= Protein structural phylogenetics =

Field of molecular evolution

Protein structural phylogenetics (or Structural phylogenetics) is the branch of molecular evolution that incorporates three dimensional information from protein structure to understand phylogenetic relationships, and translates those evolutionary insights into understanding protein structure and function.
Protein structures are robust over long evolutionary time scales compared with amino acid sequence.
The number of protein sequences that can fold into a given structure is astronomical, with one study estimating even a small protein structure with fewer than 100 amino acids can be attained by a number of sequences that exceeds the Avogadro constant.
These properties make structures useful for understanding deep evolutionary relationships, where sequences have become saturated with mutations and share very low levels of similarity.

==History==

Protein structures have been used to explore evolutionary relationships since the 1970s.
The approach became popularized in the 1990s and 2000s as techniques in structural biology took off, namely X-ray crystallography, nuclear magnetic resonance, and electron microscopy.
Throughout this period, several studies investigated deep evolutionary relationships through the analysis of aligned protein structures, for example, the immunoglobulins
aminoacyl-tRNA synthetases,
and metallo-β-lactamases.
However, the field was still constrained by the limited availability of entries in the Protein Data Bank.

In the early 2020s, with the arrival of protein structure prediction methods like AlphaFold2, high quality data became readily available.
Although structural predictions are still less accurate than solved structures, this has nevertheless led to three dimensional protein structure becoming increasingly important within the field of phylogenetics.
This led to recent insights into the evolution of Flavivirus glycoproteins,
fungal virulence factors,
and gamete fusion proteins.
Despite the abundance of protein structural data, the methodologies to analyze these structures have not kept pace with those used to estimate phylogenies from sequence.

==Structural data and alignment==

Inferring phylogenetic trees from protein structure usually relies on a structural alignment.
There are numerous software packages available to perform this task, each with their own strengths and limitations.

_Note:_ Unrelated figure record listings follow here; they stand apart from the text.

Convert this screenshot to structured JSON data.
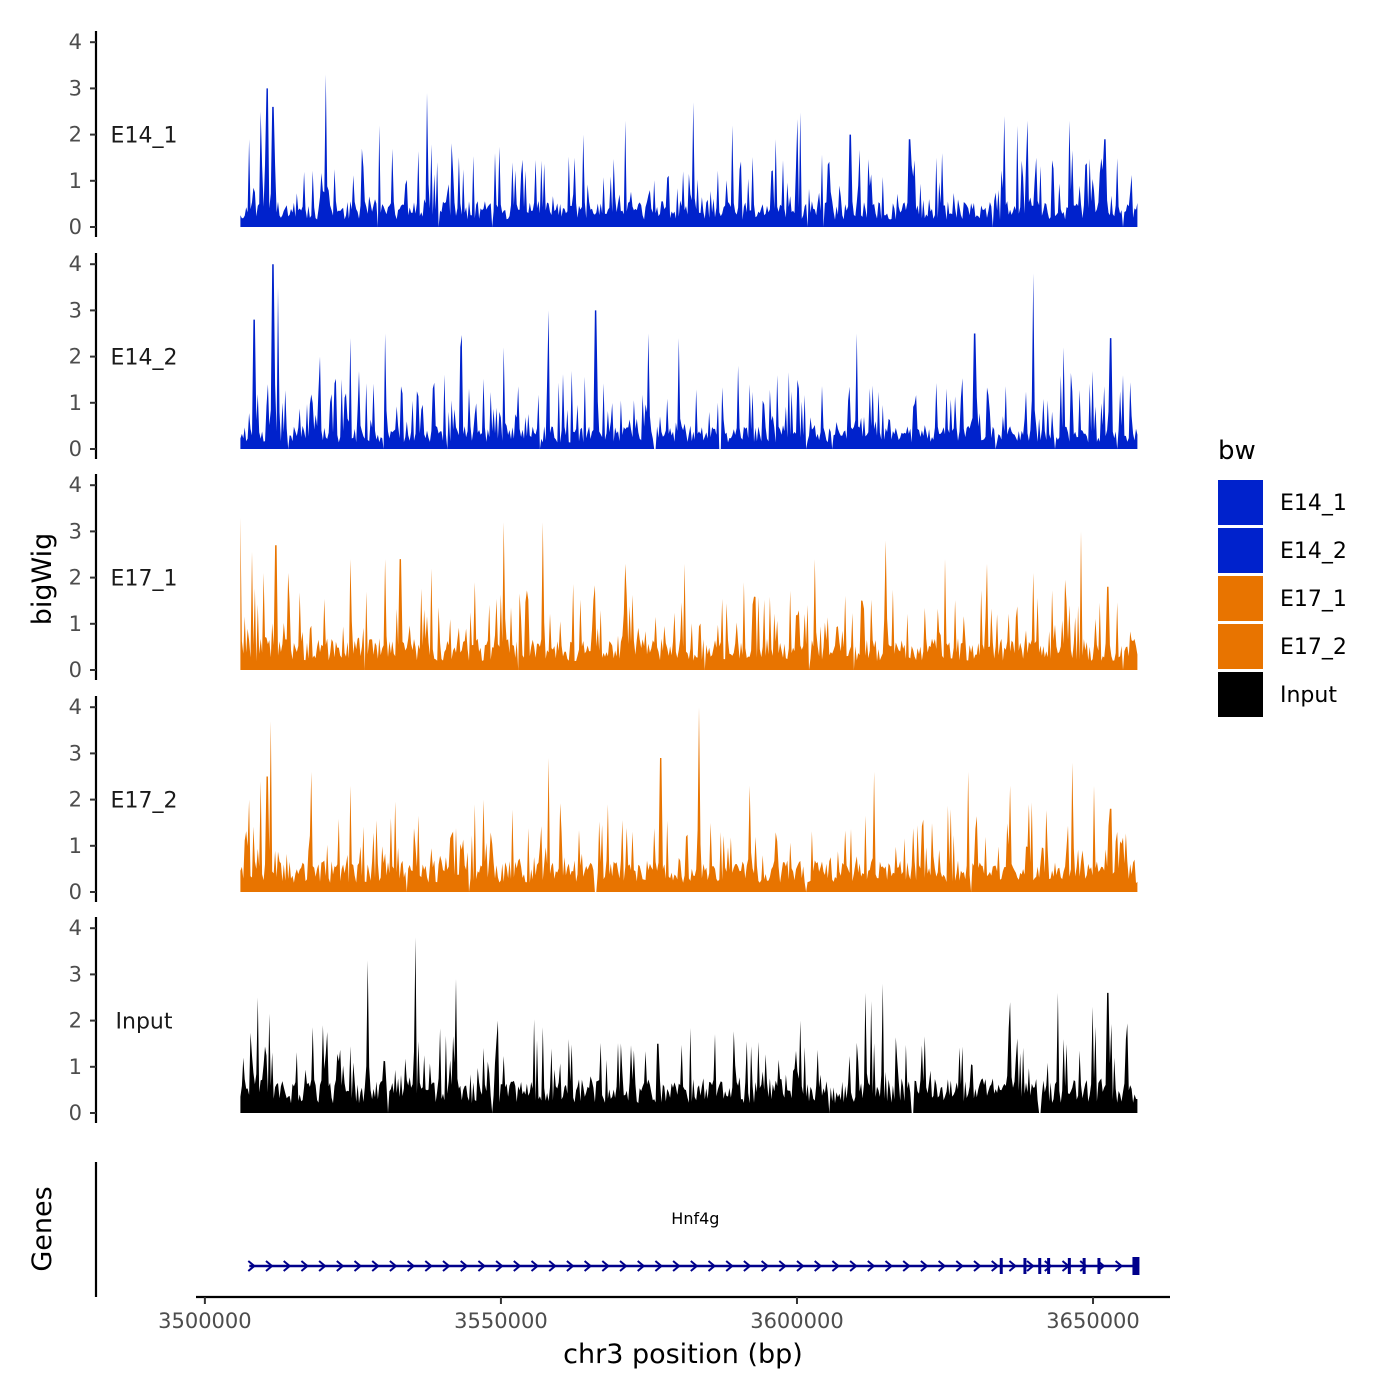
{
  "chart_data": {
    "type": "area",
    "title": "",
    "xlabel": "chr3 position (bp)",
    "ylabel": "bigWig",
    "gene_track_label": "Genes",
    "xlim": [
      3498500,
      3663000
    ],
    "data_range": [
      3506000,
      3657500
    ],
    "ylim": [
      0,
      4.2
    ],
    "x_ticks": [
      3500000,
      3550000,
      3600000,
      3650000
    ],
    "x_tick_labels": [
      "3500000",
      "3550000",
      "3600000",
      "3650000"
    ],
    "y_ticks": [
      0,
      1,
      2,
      3,
      4
    ],
    "y_tick_labels": [
      "0",
      "1",
      "2",
      "3",
      "4"
    ],
    "grid": false,
    "legend": {
      "title": "bw",
      "position": "right",
      "entries": [
        {
          "name": "E14_1",
          "color": "#0022CC"
        },
        {
          "name": "E14_2",
          "color": "#0022CC"
        },
        {
          "name": "E17_1",
          "color": "#E87400"
        },
        {
          "name": "E17_2",
          "color": "#E87400"
        },
        {
          "name": "Input",
          "color": "#000000"
        }
      ]
    },
    "series": [
      {
        "name": "E14_1",
        "color": "#0022CC",
        "baseline": 0.45,
        "seed": 11,
        "peaks": [
          [
            3507500,
            1.9
          ],
          [
            3509500,
            2.5
          ],
          [
            3510500,
            3.0
          ],
          [
            3511500,
            2.6
          ],
          [
            3520500,
            3.3
          ],
          [
            3529500,
            2.2
          ],
          [
            3537500,
            2.9
          ],
          [
            3549000,
            1.6
          ],
          [
            3564000,
            2.0
          ],
          [
            3571000,
            2.3
          ],
          [
            3582500,
            2.7
          ],
          [
            3589000,
            2.2
          ],
          [
            3596500,
            1.9
          ],
          [
            3609000,
            2.0
          ],
          [
            3619000,
            1.9
          ],
          [
            3624500,
            1.6
          ],
          [
            3635000,
            2.4
          ],
          [
            3639000,
            2.3
          ],
          [
            3646000,
            2.3
          ],
          [
            3652000,
            1.9
          ]
        ],
        "gaps": [
          3529300,
          3539500,
          3548500,
          3601800,
          3604500,
          3633000,
          3655000
        ]
      },
      {
        "name": "E14_2",
        "color": "#0022CC",
        "baseline": 0.4,
        "seed": 23,
        "peaks": [
          [
            3508300,
            2.8
          ],
          [
            3511500,
            4.0
          ],
          [
            3512300,
            3.5
          ],
          [
            3519500,
            2.0
          ],
          [
            3524500,
            2.4
          ],
          [
            3530500,
            2.5
          ],
          [
            3550500,
            2.2
          ],
          [
            3558000,
            3.0
          ],
          [
            3566000,
            3.0
          ],
          [
            3575000,
            2.5
          ],
          [
            3580000,
            2.4
          ],
          [
            3590000,
            1.8
          ],
          [
            3610000,
            2.5
          ],
          [
            3630000,
            2.5
          ],
          [
            3640000,
            3.8
          ],
          [
            3645000,
            2.2
          ],
          [
            3653000,
            2.4
          ],
          [
            3655000,
            1.6
          ]
        ],
        "gaps": [
          3514000,
          3530300,
          3541000,
          3556500,
          3576000,
          3587000,
          3601500,
          3606000,
          3633500,
          3643500,
          3654000
        ]
      },
      {
        "name": "E17_1",
        "color": "#E87400",
        "baseline": 0.55,
        "seed": 37,
        "peaks": [
          [
            3506000,
            3.3
          ],
          [
            3510000,
            2.1
          ],
          [
            3512000,
            2.7
          ],
          [
            3514000,
            2.1
          ],
          [
            3524500,
            2.4
          ],
          [
            3530500,
            2.4
          ],
          [
            3533000,
            2.4
          ],
          [
            3545500,
            1.9
          ],
          [
            3550500,
            3.2
          ],
          [
            3557000,
            3.2
          ],
          [
            3571000,
            2.3
          ],
          [
            3581000,
            2.3
          ],
          [
            3591000,
            1.9
          ],
          [
            3603000,
            2.4
          ],
          [
            3615000,
            2.8
          ],
          [
            3625000,
            2.4
          ],
          [
            3632000,
            2.3
          ],
          [
            3640000,
            2.1
          ],
          [
            3648000,
            3.0
          ],
          [
            3652500,
            1.8
          ]
        ],
        "gaps": [
          3527000,
          3553000,
          3584500,
          3602000,
          3609500,
          3655000
        ]
      },
      {
        "name": "E17_2",
        "color": "#E87400",
        "baseline": 0.55,
        "seed": 53,
        "peaks": [
          [
            3507500,
            2.0
          ],
          [
            3509500,
            2.4
          ],
          [
            3510500,
            2.5
          ],
          [
            3511200,
            3.7
          ],
          [
            3518000,
            2.6
          ],
          [
            3524500,
            2.3
          ],
          [
            3531500,
            1.6
          ],
          [
            3547000,
            2.0
          ],
          [
            3558000,
            2.9
          ],
          [
            3568000,
            1.9
          ],
          [
            3577000,
            2.9
          ],
          [
            3583500,
            4.0
          ],
          [
            3592000,
            2.3
          ],
          [
            3613000,
            2.6
          ],
          [
            3629000,
            2.6
          ],
          [
            3636000,
            2.3
          ],
          [
            3646500,
            2.8
          ],
          [
            3653000,
            1.8
          ]
        ],
        "gaps": [
          3534000,
          3544500,
          3566000,
          3601500,
          3629500
        ]
      },
      {
        "name": "Input",
        "color": "#000000",
        "baseline": 0.6,
        "seed": 71,
        "peaks": [
          [
            3506500,
            1.2
          ],
          [
            3509000,
            2.5
          ],
          [
            3520000,
            1.9
          ],
          [
            3527500,
            3.3
          ],
          [
            3535500,
            3.8
          ],
          [
            3542500,
            2.9
          ],
          [
            3549500,
            2.0
          ],
          [
            3561500,
            1.6
          ],
          [
            3576500,
            1.5
          ],
          [
            3600500,
            2.0
          ],
          [
            3611500,
            2.6
          ],
          [
            3614500,
            2.8
          ],
          [
            3636000,
            2.4
          ],
          [
            3644000,
            2.6
          ],
          [
            3650000,
            2.3
          ],
          [
            3652500,
            2.6
          ],
          [
            3655500,
            1.6
          ]
        ],
        "gaps": [
          3531000,
          3548500,
          3605500,
          3619500,
          3641000
        ]
      }
    ],
    "gene": {
      "name": "Hnf4g",
      "start": 3507500,
      "end": 3657500,
      "strand": "+",
      "color": "#00008B",
      "exons": [
        3634500,
        3638500,
        3641000,
        3642500,
        3646000,
        3648500,
        3651000,
        3657000
      ]
    }
  }
}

==Methods for estimating phylogenies from protein structure==
===Atomic coordinates===
The simplest methods for building phylogenies from protein structures are based on atomic-level comparisons using measures like RMSD and TM-Score, among others.
This distance-based approach is often performed using the neighbor joining algorithm.
A key limitation in this approach comes from the inability to quantify statistical uncertainty, such as through bootstrap or posterior clade support.
Some have used molecular dynamics simulations to estimate bootstrap support, although this approach is computationally demanding.

The more advanced methods are model-based, meaning they describe probabilistic generative processes and can provide a more reliable means of quantifying uncertainty in a maximum likelihood or Bayesian phylogenetic framework.
The Challis-Schmidler model describes protein structural drift, over long evolutionary time frames, as an Ornstein–Uhlenbeck process.
This Bayesian total-evidence model estimates the sequence and structural alignment all within a single analysis.
A key limitation in this method comes from the energetically-unrealistic assumption of independent drift across all positions in the protein.
This restriction was later addressed by the Larson-Thorne-Schmidler model.

===Structural alphabets===
Protein structures can also be represented as sequences of characters from a structural alphabet.
Typically, there is one character assigned to each amino acid residue in the sequence. This enables structural phylogenies to be built using the same methodologies that are used in sequence phylogenetics, including maximum likelihood and Bayesian inference, as a continuous time Markov process. The earliest efforts involved simple alphabets that describe protein secondary structure and surface accessibility.
The 3Di alphabet employed by Foldseek
is widely used today.
This alphabet consists of twenty characters informed by the protein tertiary structure.
While 3Di phylogenetics has become widely applied in recent years, its key limitation comes from the standard phylogenetic assumption of independence between sites, a requirement violated by the concept of the 3Di characters, which are defined by tertiary structure interactions.